Revenue is recognised to the extent that it is probable that the economic benefits of a transaction will flow to the entities of the Group and the revenue can be reliably measured.
Sales revenue is recognised at fair value of the consideration received or receivable, net of value added tax, trade discounts or rebates and discounts, after eliminating internal sales:
Interest income is recognised on a time-proportion basis (using the effective interest rate, which exactly discounts the estimated future cash receipts over the expected life of the financial instrument) to the net carrying amount of a financial asset.
Dividend income is recognised when the shareholders’ right to receive payment is established.
Government grants are recognised only when there is a reasonable assurance that the company has complied with all attached conditions and the grant will be received.

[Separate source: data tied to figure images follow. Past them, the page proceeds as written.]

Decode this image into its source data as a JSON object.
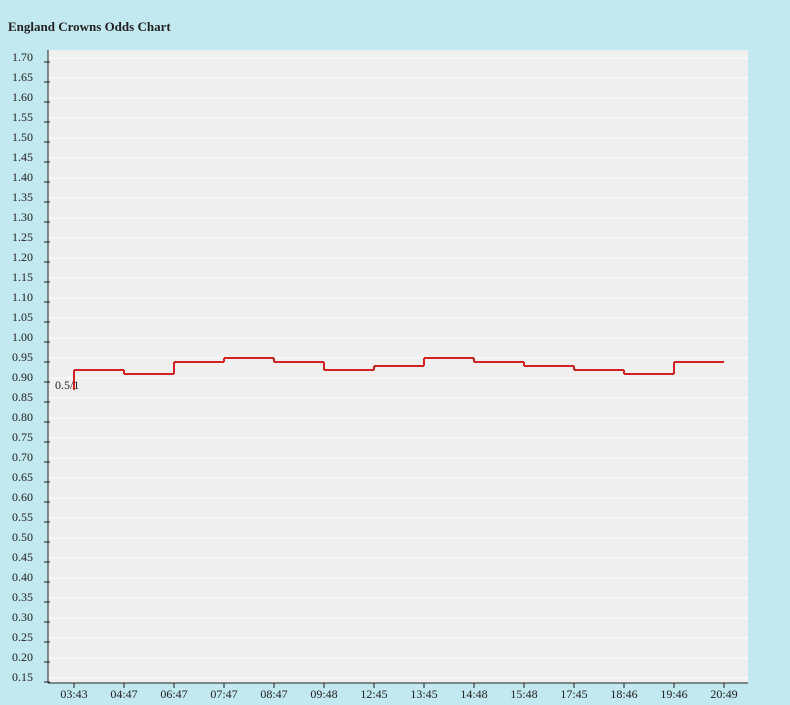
{
  "chart_data": {
    "type": "step",
    "title": "England Crowns Odds Chart",
    "annotation": "0.5/1",
    "categories": [
      "03:43",
      "04:47",
      "06:47",
      "07:47",
      "08:47",
      "09:48",
      "12:45",
      "13:45",
      "14:48",
      "15:48",
      "17:45",
      "18:46",
      "19:46",
      "20:49"
    ],
    "values": [
      0.92,
      0.91,
      0.94,
      0.95,
      0.94,
      0.92,
      0.93,
      0.95,
      0.94,
      0.93,
      0.92,
      0.91,
      0.94,
      0.94
    ],
    "color": "#d42020",
    "ylim": [
      0.15,
      1.7
    ],
    "yticks": [
      {
        "value": 1.7,
        "label": "1.70"
      },
      {
        "value": 1.65,
        "label": "1.65"
      },
      {
        "value": 1.6,
        "label": "1.60"
      },
      {
        "value": 1.55,
        "label": "1.55"
      },
      {
        "value": 1.5,
        "label": "1.50"
      },
      {
        "value": 1.45,
        "label": "1.45"
      },
      {
        "value": 1.4,
        "label": "1.40"
      },
      {
        "value": 1.35,
        "label": "1.35"
      },
      {
        "value": 1.3,
        "label": "1.30"
      },
      {
        "value": 1.25,
        "label": "1.25"
      },
      {
        "value": 1.2,
        "label": "1.20"
      },
      {
        "value": 1.15,
        "label": "1.15"
      },
      {
        "value": 1.1,
        "label": "1.10"
      },
      {
        "value": 1.05,
        "label": "1.05"
      },
      {
        "value": 1.0,
        "label": "1.00"
      },
      {
        "value": 0.95,
        "label": "0.95"
      },
      {
        "value": 0.9,
        "label": "0.90"
      },
      {
        "value": 0.85,
        "label": "0.85"
      },
      {
        "value": 0.8,
        "label": "0.80"
      },
      {
        "value": 0.75,
        "label": "0.75"
      },
      {
        "value": 0.7,
        "label": "0.70"
      },
      {
        "value": 0.65,
        "label": "0.65"
      },
      {
        "value": 0.6,
        "label": "0.60"
      },
      {
        "value": 0.55,
        "label": "0.55"
      },
      {
        "value": 0.5,
        "label": "0.50"
      },
      {
        "value": 0.45,
        "label": "0.45"
      },
      {
        "value": 0.4,
        "label": "0.40"
      },
      {
        "value": 0.35,
        "label": "0.35"
      },
      {
        "value": 0.3,
        "label": "0.30"
      },
      {
        "value": 0.25,
        "label": "0.25"
      },
      {
        "value": 0.2,
        "label": "0.20"
      },
      {
        "value": 0.15,
        "label": "0.15"
      }
    ],
    "grid": true
  }
}
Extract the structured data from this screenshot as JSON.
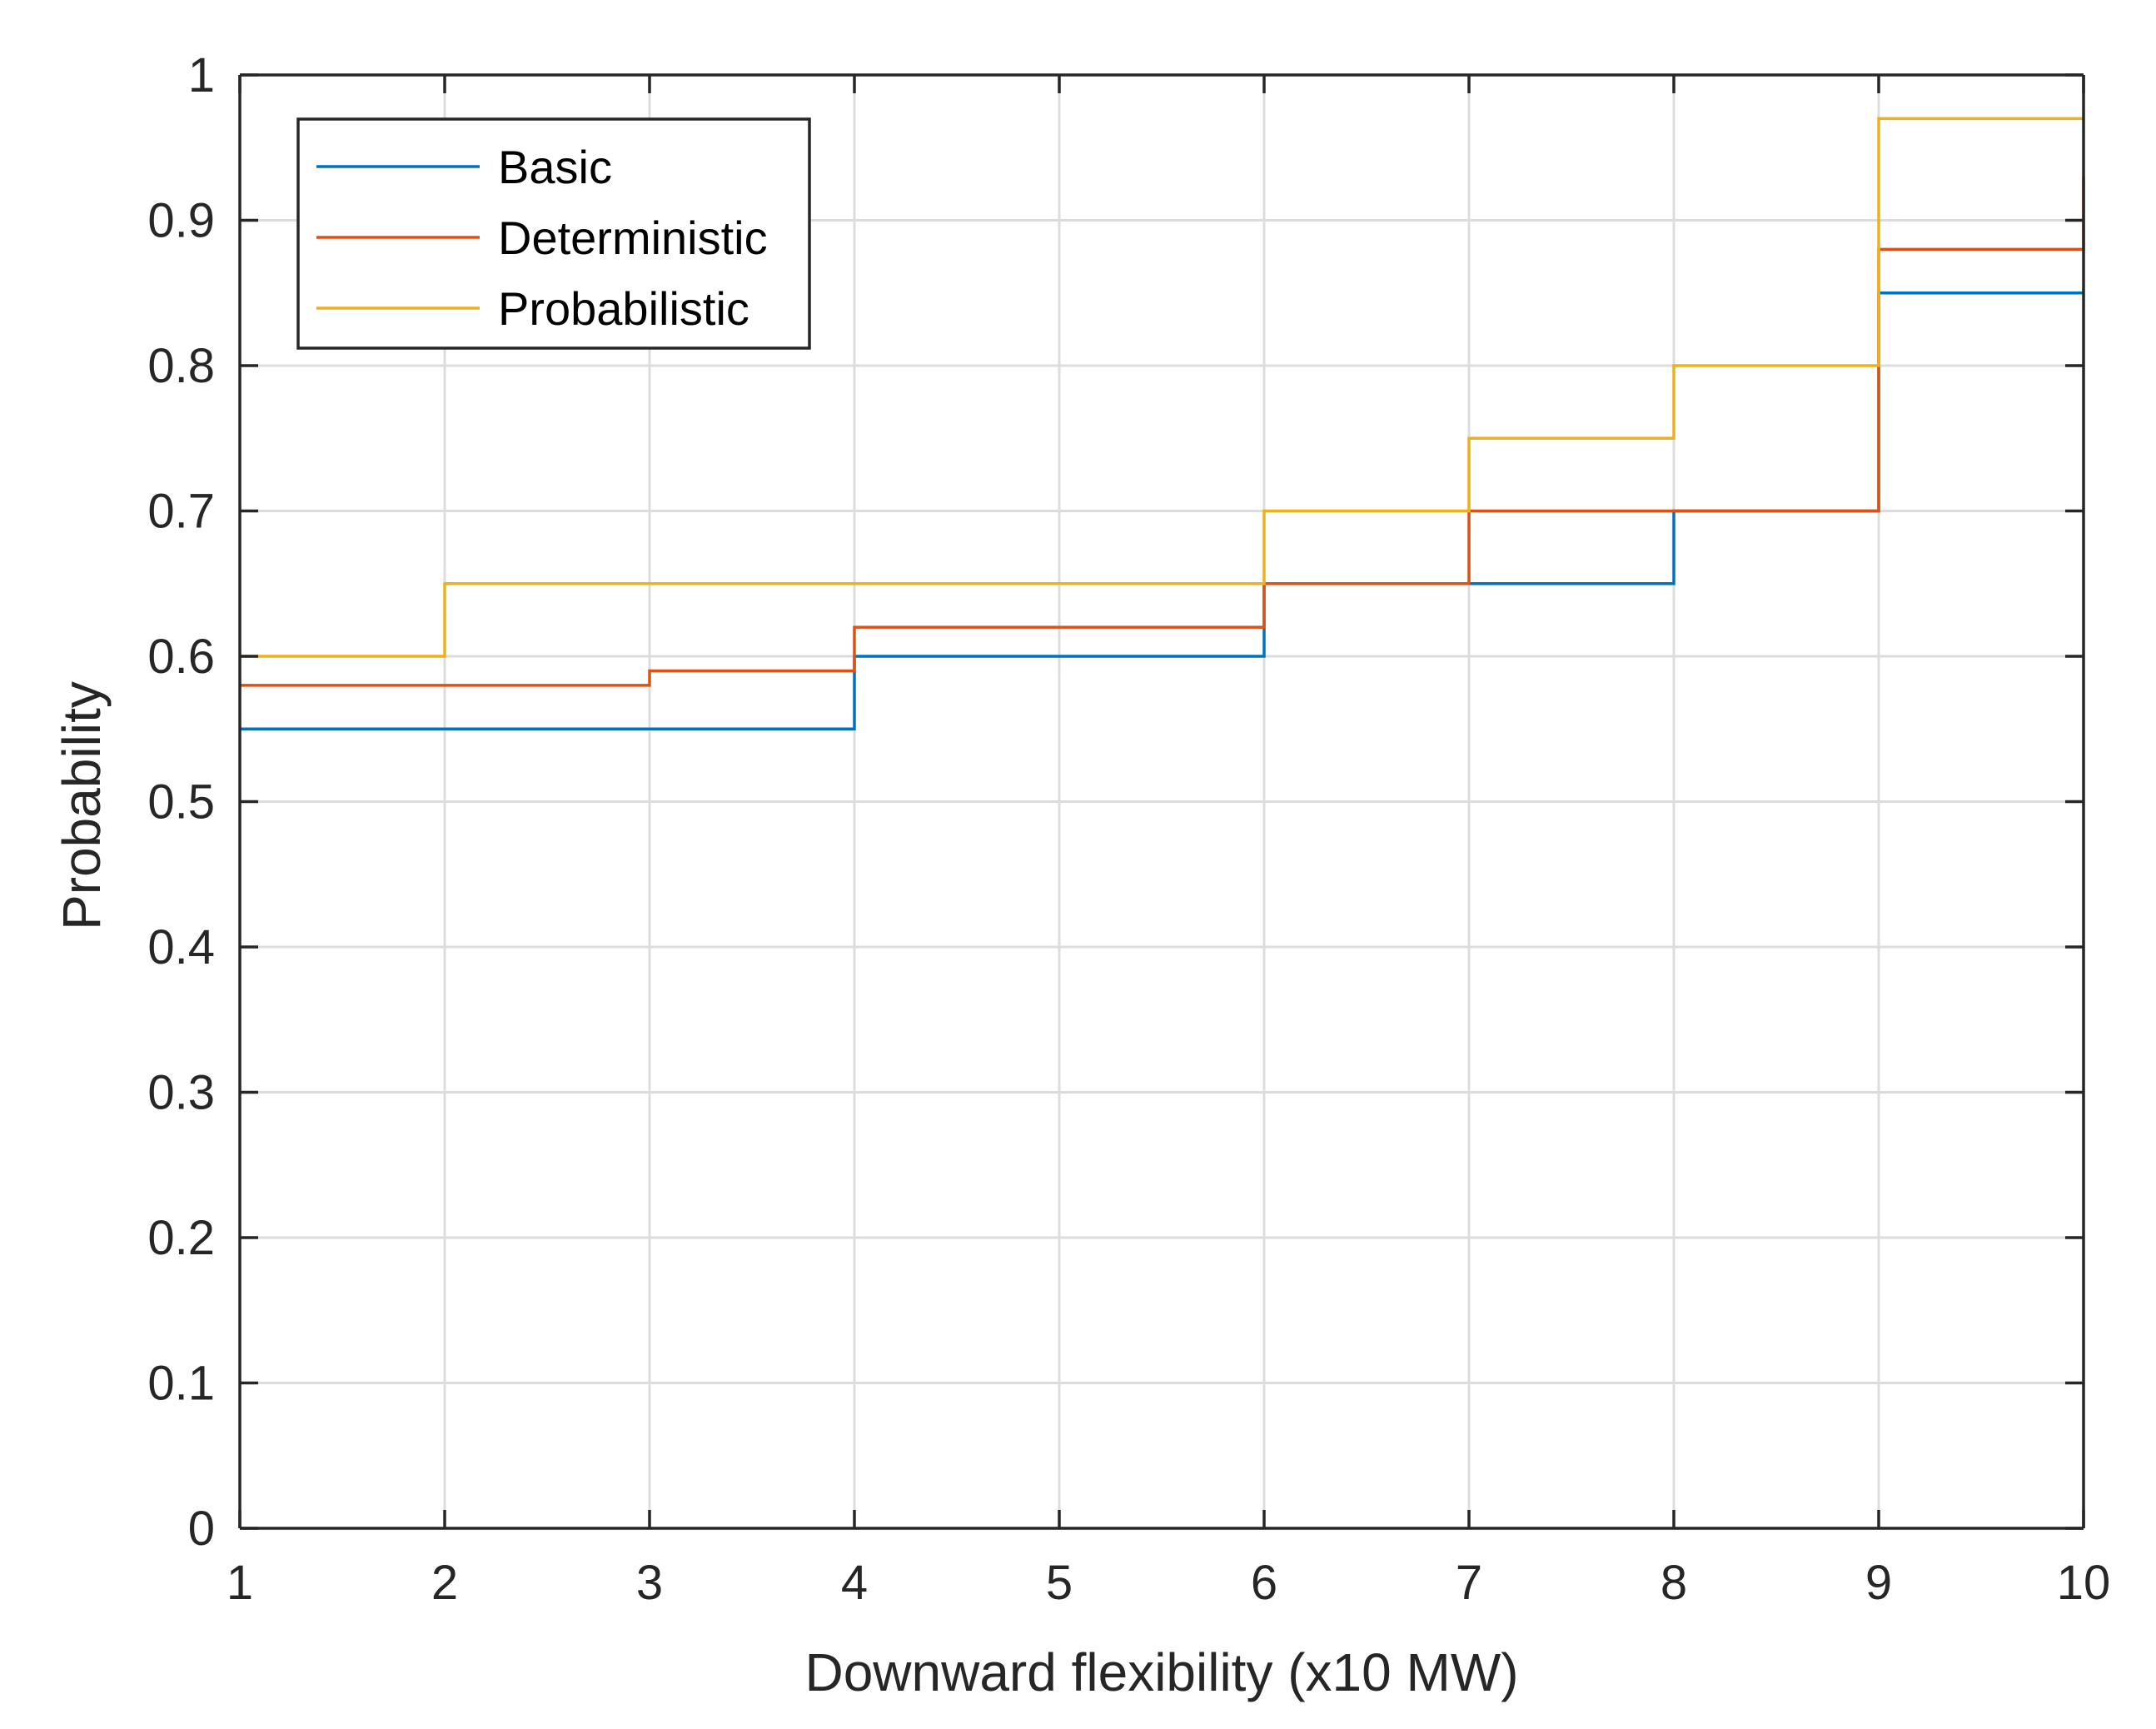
{
  "chart_data": {
    "type": "line",
    "style": "stairs",
    "xlabel": "Downward flexibility (x10 MW)",
    "ylabel": "Probability",
    "xlim": [
      1,
      10
    ],
    "ylim": [
      0,
      1
    ],
    "xticks": [
      1,
      2,
      3,
      4,
      5,
      6,
      7,
      8,
      9,
      10
    ],
    "yticks": [
      0,
      0.1,
      0.2,
      0.3,
      0.4,
      0.5,
      0.6,
      0.7,
      0.8,
      0.9,
      1
    ],
    "xtick_labels": [
      "1",
      "2",
      "3",
      "4",
      "5",
      "6",
      "7",
      "8",
      "9",
      "10"
    ],
    "ytick_labels": [
      "0",
      "0.1",
      "0.2",
      "0.3",
      "0.4",
      "0.5",
      "0.6",
      "0.7",
      "0.8",
      "0.9",
      "1"
    ],
    "grid": true,
    "legend_position": "top-left",
    "series": [
      {
        "name": "Basic",
        "color": "#0072BD",
        "x": [
          1,
          2,
          3,
          4,
          5,
          6,
          7,
          8,
          9,
          10
        ],
        "values": [
          0.55,
          0.55,
          0.55,
          0.6,
          0.6,
          0.65,
          0.65,
          0.7,
          0.85,
          0.85
        ]
      },
      {
        "name": "Deterministic",
        "color": "#D95319",
        "x": [
          1,
          2,
          3,
          4,
          5,
          6,
          7,
          8,
          9,
          10
        ],
        "values": [
          0.58,
          0.58,
          0.59,
          0.62,
          0.62,
          0.65,
          0.7,
          0.7,
          0.88,
          0.93
        ]
      },
      {
        "name": "Probabilistic",
        "color": "#EDB120",
        "x": [
          1,
          2,
          3,
          4,
          5,
          6,
          7,
          8,
          9,
          10
        ],
        "values": [
          0.6,
          0.65,
          0.65,
          0.65,
          0.65,
          0.7,
          0.75,
          0.8,
          0.97,
          0.97
        ]
      }
    ]
  }
}
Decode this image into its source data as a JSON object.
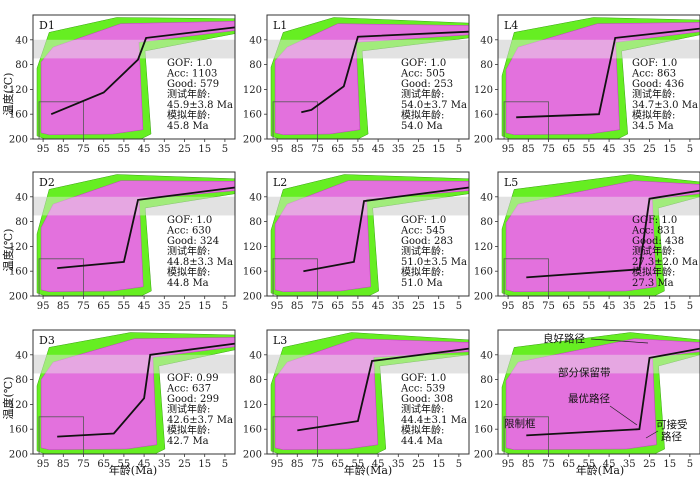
{
  "figure": {
    "y_axis_label": "温度(℃)",
    "x_axis_label": "年龄(Ma)",
    "x_ticks": [
      95,
      85,
      75,
      65,
      55,
      45,
      35,
      25,
      15,
      5
    ],
    "y_ticks": [
      40,
      80,
      120,
      160,
      200
    ],
    "colors": {
      "acceptable": "#66ee22",
      "good": "#ee66ee",
      "best": "#111111",
      "partial_retention_zone": "#dddddd",
      "frame": "#333333"
    }
  },
  "chart_data": [
    {
      "type": "line",
      "panel": "D1",
      "xlim": [
        100,
        0
      ],
      "ylim": [
        0,
        200
      ],
      "best_path": {
        "x": [
          91,
          65,
          48,
          44,
          0
        ],
        "y": [
          160,
          125,
          72,
          37,
          20
        ]
      },
      "stats": [
        "GOF: 1.0",
        "Acc: 1103",
        "Good: 579",
        "测试年龄:",
        "45.9±3.8 Ma",
        "模拟年龄:",
        "45.8 Ma"
      ]
    },
    {
      "type": "line",
      "panel": "L1",
      "xlim": [
        100,
        0
      ],
      "ylim": [
        0,
        200
      ],
      "best_path": {
        "x": [
          83,
          78,
          62,
          55,
          0
        ],
        "y": [
          157,
          153,
          115,
          35,
          27
        ]
      },
      "stats": [
        "GOF: 1.0",
        "Acc: 505",
        "Good: 253",
        "测试年龄:",
        "54.0±3.7 Ma",
        "模拟年龄:",
        "54.0 Ma"
      ]
    },
    {
      "type": "line",
      "panel": "L4",
      "xlim": [
        100,
        0
      ],
      "ylim": [
        0,
        200
      ],
      "best_path": {
        "x": [
          91,
          50,
          42,
          0
        ],
        "y": [
          165,
          160,
          37,
          22
        ]
      },
      "stats": [
        "GOF: 1.0",
        "Acc: 863",
        "Good: 436",
        "测试年龄:",
        "34.7±3.0 Ma",
        "模拟年龄:",
        "34.5 Ma"
      ]
    },
    {
      "type": "line",
      "panel": "D2",
      "xlim": [
        100,
        0
      ],
      "ylim": [
        0,
        200
      ],
      "best_path": {
        "x": [
          88,
          55,
          48,
          0
        ],
        "y": [
          155,
          145,
          45,
          25
        ]
      },
      "stats": [
        "GOF: 1.0",
        "Acc: 630",
        "Good: 324",
        "测试年龄:",
        "44.8±3.3 Ma",
        "模拟年龄:",
        "44.8 Ma"
      ]
    },
    {
      "type": "line",
      "panel": "L2",
      "xlim": [
        100,
        0
      ],
      "ylim": [
        0,
        200
      ],
      "best_path": {
        "x": [
          82,
          57,
          52,
          0
        ],
        "y": [
          160,
          145,
          47,
          25
        ]
      },
      "stats": [
        "GOF: 1.0",
        "Acc: 545",
        "Good: 283",
        "测试年龄:",
        "51.0±3.5 Ma",
        "模拟年龄:",
        "51.0 Ma"
      ]
    },
    {
      "type": "line",
      "panel": "L5",
      "xlim": [
        100,
        0
      ],
      "ylim": [
        0,
        200
      ],
      "best_path": {
        "x": [
          86,
          30,
          25,
          0
        ],
        "y": [
          170,
          157,
          43,
          30
        ]
      },
      "stats": [
        "GOF: 1.0",
        "Acc: 831",
        "Good: 438",
        "测试年龄:",
        "27.3±2.0 Ma",
        "模拟年龄:",
        "27.3 Ma"
      ]
    },
    {
      "type": "line",
      "panel": "D3",
      "xlim": [
        100,
        0
      ],
      "ylim": [
        0,
        200
      ],
      "best_path": {
        "x": [
          88,
          60,
          45,
          42,
          0
        ],
        "y": [
          172,
          167,
          110,
          40,
          22
        ]
      },
      "stats": [
        "GOF: 0.99",
        "Acc: 637",
        "Good: 299",
        "测试年龄:",
        "42.6±3.7 Ma",
        "模拟年龄:",
        "42.7 Ma"
      ]
    },
    {
      "type": "line",
      "panel": "L3",
      "xlim": [
        100,
        0
      ],
      "ylim": [
        0,
        200
      ],
      "best_path": {
        "x": [
          85,
          55,
          48,
          0
        ],
        "y": [
          162,
          147,
          50,
          30
        ]
      },
      "stats": [
        "GOF: 1.0",
        "Acc: 539",
        "Good: 308",
        "测试年龄:",
        "44.4±3.1 Ma",
        "模拟年龄:",
        "44.4 Ma"
      ]
    },
    {
      "type": "line",
      "panel": "legend",
      "xlim": [
        100,
        0
      ],
      "ylim": [
        0,
        200
      ],
      "best_path": {
        "x": [
          86,
          30,
          25,
          0
        ],
        "y": [
          170,
          160,
          45,
          30
        ]
      },
      "annotations": [
        "良好路径",
        "部分保留带",
        "最优路径",
        "限制框",
        "可接受",
        "路径"
      ]
    }
  ]
}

Grants, the essential condition for which is the acquisition or manufacture of non-current assets by the entity in the Group, are presented in the consolidated statement of financial position as deferral and settled with the value of non-current assets at the moment of completion of the investment. Fair value of the received grant is recognized as reduction of the value of the underlying non-current asset and then by equal annual instalments released to profit or loss over the expected useful life of the related asset.
Other grants are regularly recognized in revenue, over the period necessary to offset the costs intended to be offset by the grants. Grants receivable as indemnity for the incurred costs or losses, or for immediate financial support for the Group, with no future related costs, are recognised in the consolidated statement of comprehensive income in the period in which they are receivable.